Discrimination by any other name

Roger Scruton is a serious philosopher.  That's why I was disappointed to read his American Spectator article defending an English couple's right to refuse to allow a gay couple to share a room at their hotel (see the Guardian report).  It's not that I was disappointed that Scruton would defend these folks (I expected that), but that I expected a good argument.  Instead, I got the old canards. 

Maybe that [laws prohibiting discrimination] is the only way to proceed, but it involves curtailing freedom in ways that can easily be resented.

Ah, prohibiting discrimination curtails the freedom of discriminators to discriminate.  That is a very important freedom, indeed.  And we must be very careful not to cause people the harm of feeling resentment.  That's a much worse harm than not being treated as an equal.

We discriminate between people on grounds of their height, their age, their strength, their virtue, their looks.

Oh, the false analogy!  The familiar, yet utterly irrelevant, old saw of the discrimination apologists.  Yes, we discriminate on the basis of characteristics relevant to a job, opportunity, and so on.  Isn't the burden of proof always on those who do the discriminating to explain why some characteristic is relevant?  If there is a relevant connection between the characteristic and the opportunity, we don't call the decision 'discriminating,' but 'distinguishing.'  Is there a relevant bit of distinguishing to be done with homosexuality?

The purpose of including sexual orientation in the open-ended "non-discrimination" clauses of modern legal systems is to overcome "prejudice," to normalize homosexuality…. It is, however, much more of a prejudice to think that matters of sexual conduct can, in this way, be simply placed beyond moral judgment — as though they were not, for ordinary people, the very essence of the moral life.

Ad populum, too. Everyone thinks it is unnatural and immoral, so that's evidence it is.  But why think that these views are right? 

It is one part of a considered religious morality that has stood the test of time.

But why does the fact that it is an old view make it a good one, yet?  Surely at some point in time over the course of the long testings of time someone must have said that perhaps the view needs to be worked out in some detail.  After all that time, all they have to say for the view is that it is old and keeps getting older… standing the test of time. Oh, but the times are changing. 

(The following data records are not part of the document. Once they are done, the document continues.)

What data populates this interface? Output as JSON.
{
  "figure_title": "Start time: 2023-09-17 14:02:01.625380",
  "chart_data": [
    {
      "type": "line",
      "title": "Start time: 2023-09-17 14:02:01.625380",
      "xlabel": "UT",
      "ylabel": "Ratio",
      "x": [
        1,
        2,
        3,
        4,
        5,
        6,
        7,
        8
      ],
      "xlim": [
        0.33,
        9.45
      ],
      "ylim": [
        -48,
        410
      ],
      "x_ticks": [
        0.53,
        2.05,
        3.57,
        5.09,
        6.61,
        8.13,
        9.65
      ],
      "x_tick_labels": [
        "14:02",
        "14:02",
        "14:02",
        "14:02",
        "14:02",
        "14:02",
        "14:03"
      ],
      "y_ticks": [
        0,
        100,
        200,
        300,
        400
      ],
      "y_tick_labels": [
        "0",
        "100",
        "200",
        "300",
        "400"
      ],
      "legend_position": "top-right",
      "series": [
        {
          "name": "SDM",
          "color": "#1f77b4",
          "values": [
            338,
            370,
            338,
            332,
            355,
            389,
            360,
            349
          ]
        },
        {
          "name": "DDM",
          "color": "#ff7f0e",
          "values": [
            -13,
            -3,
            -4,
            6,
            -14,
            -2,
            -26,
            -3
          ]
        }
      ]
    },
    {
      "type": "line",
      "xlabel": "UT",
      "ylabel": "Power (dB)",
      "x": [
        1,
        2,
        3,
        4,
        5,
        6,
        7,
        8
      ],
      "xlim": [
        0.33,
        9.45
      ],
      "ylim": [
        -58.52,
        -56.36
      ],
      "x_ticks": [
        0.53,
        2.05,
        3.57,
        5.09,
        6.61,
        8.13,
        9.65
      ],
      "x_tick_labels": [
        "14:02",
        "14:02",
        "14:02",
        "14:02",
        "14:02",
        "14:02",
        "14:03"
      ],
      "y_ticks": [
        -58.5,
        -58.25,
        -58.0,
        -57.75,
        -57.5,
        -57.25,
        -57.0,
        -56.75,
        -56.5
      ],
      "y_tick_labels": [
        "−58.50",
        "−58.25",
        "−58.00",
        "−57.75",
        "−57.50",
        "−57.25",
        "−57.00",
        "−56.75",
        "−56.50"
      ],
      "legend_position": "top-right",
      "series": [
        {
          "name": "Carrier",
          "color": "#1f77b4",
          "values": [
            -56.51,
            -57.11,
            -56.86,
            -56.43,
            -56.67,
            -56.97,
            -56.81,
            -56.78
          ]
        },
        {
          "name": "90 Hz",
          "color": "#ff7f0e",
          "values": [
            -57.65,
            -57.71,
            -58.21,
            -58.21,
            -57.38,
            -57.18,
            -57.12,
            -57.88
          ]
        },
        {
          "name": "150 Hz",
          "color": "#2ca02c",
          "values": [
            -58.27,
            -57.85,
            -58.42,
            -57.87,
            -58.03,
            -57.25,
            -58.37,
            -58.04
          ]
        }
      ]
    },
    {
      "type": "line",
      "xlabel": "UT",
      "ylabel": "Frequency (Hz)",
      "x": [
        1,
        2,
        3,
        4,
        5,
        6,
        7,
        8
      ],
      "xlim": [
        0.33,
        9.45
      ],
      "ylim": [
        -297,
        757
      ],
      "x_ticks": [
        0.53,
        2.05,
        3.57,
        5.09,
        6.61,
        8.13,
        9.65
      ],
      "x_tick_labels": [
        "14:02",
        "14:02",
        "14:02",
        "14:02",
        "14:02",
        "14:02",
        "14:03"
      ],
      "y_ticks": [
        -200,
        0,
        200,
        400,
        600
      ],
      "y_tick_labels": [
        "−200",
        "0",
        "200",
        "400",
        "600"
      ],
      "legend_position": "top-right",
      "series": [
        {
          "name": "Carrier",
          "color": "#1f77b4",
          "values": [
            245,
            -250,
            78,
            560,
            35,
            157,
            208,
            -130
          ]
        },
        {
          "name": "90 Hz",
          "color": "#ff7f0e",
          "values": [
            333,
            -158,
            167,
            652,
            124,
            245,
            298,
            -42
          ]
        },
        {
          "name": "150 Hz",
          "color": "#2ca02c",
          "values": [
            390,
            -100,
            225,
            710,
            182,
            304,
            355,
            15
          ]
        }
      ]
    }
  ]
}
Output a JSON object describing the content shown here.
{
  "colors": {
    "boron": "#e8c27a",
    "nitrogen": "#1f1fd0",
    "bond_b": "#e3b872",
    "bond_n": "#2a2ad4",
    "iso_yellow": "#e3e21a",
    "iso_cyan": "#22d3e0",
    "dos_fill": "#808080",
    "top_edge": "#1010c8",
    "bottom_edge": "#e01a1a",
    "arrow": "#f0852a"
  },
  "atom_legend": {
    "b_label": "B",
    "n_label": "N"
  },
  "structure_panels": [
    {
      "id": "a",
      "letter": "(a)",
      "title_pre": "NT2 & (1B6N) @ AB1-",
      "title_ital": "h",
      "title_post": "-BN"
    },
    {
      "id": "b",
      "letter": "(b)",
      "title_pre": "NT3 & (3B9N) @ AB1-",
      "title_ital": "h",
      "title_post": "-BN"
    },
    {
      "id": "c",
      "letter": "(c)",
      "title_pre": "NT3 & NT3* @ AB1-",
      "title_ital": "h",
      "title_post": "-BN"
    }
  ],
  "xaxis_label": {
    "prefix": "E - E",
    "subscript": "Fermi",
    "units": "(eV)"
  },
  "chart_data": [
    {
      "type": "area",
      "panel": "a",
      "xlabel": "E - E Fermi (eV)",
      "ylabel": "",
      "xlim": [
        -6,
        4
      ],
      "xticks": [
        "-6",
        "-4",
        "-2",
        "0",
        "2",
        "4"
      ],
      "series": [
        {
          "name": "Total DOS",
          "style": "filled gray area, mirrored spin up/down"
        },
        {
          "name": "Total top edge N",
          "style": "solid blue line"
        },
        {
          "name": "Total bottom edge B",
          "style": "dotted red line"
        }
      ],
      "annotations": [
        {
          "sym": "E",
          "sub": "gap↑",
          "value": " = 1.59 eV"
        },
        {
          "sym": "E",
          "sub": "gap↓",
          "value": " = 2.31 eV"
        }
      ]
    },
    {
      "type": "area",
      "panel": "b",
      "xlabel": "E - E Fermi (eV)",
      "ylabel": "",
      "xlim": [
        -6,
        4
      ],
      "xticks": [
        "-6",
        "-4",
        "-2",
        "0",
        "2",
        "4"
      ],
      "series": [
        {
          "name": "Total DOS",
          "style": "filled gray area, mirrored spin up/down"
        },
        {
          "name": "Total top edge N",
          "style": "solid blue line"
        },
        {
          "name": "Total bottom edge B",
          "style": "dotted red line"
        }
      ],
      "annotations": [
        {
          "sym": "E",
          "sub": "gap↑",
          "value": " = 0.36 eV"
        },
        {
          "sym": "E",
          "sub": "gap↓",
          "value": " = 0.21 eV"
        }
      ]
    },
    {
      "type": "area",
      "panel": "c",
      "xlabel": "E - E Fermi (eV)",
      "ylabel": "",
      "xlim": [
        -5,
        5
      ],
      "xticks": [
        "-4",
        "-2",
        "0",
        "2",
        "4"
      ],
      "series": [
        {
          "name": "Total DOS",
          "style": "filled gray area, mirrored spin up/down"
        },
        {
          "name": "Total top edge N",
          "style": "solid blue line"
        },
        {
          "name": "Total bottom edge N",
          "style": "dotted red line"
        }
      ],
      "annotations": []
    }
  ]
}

THIS, IT SEEMS TO ME, shows what is really at stake in these disputes. They are not about human rights, or about the perennial conflict between liberty and equality. "Non-discrimination" clauses are ways of smuggling in vast moral changes without real discussion . . . . Sex, sexual orientation, and maybe soon sexual practices — so that the hotel keeper will no longer be able to discriminate against the person who happens to live as a prostitute.

And the slippery slope to running a flophouse for prostitution for a finale!  Well, at least he didn't have the slippery slope to bestiality.  And after having repeated the same old weak arguments for discrimination, has Scruton made any headway in helping this real discussion he wants to have?  I'm sad to say I don't think so.  Which, again, is too bad.  Because he's the best thinker that conservatives have.  That may be evidence as to just how bad-off the conservative case against gay rights is.

5 thoughts on “Discrimination by any other name”

  1. Great post.  You are to be admired for wandering over to the AS.

    The collection of textbook sophistries here raises questions about exhausted views.  Granted that one can only defend this view with arguments of this calibre, one wonders how to respond (from a pragmatic perspective).  Refutation, after all, isn't going to work with someone seriously inclined to make such an argument.

    Perhaps something along these lines: http://www.youtube.com/watch?v=lrJxqvalFxM

  2. Hi John,
    The 'refutation' at the end of that YouTube clip is pretty much along the lines that's needed, as it gives the lie to those running the ad populum argument, right?
    About this point about 'tired old arguments,' I guess it is a version of the cynical induction — namely, that if those supporting view X keep going back to the same old fallacious arguments, it is evidence that the view is dead.  Again, I was hoping for more from Scruton, as he can make explicit so many of the better versions of conservative views (he's an Iron-manner).  But even he makes a mess of it.  Cynical induction in full overdrive!
    Oh, and sorry I've been absent from posting for the last few weeks.  A ton of grading and journal stuff to climb out from under.

  3. There are two arguements here. One is should one allow two gay men to bugger each outher under one’s own roof? And the other is should gay men be allowed to bugger one another in a bed and breakfast? The answer to both questions is completely hialrious.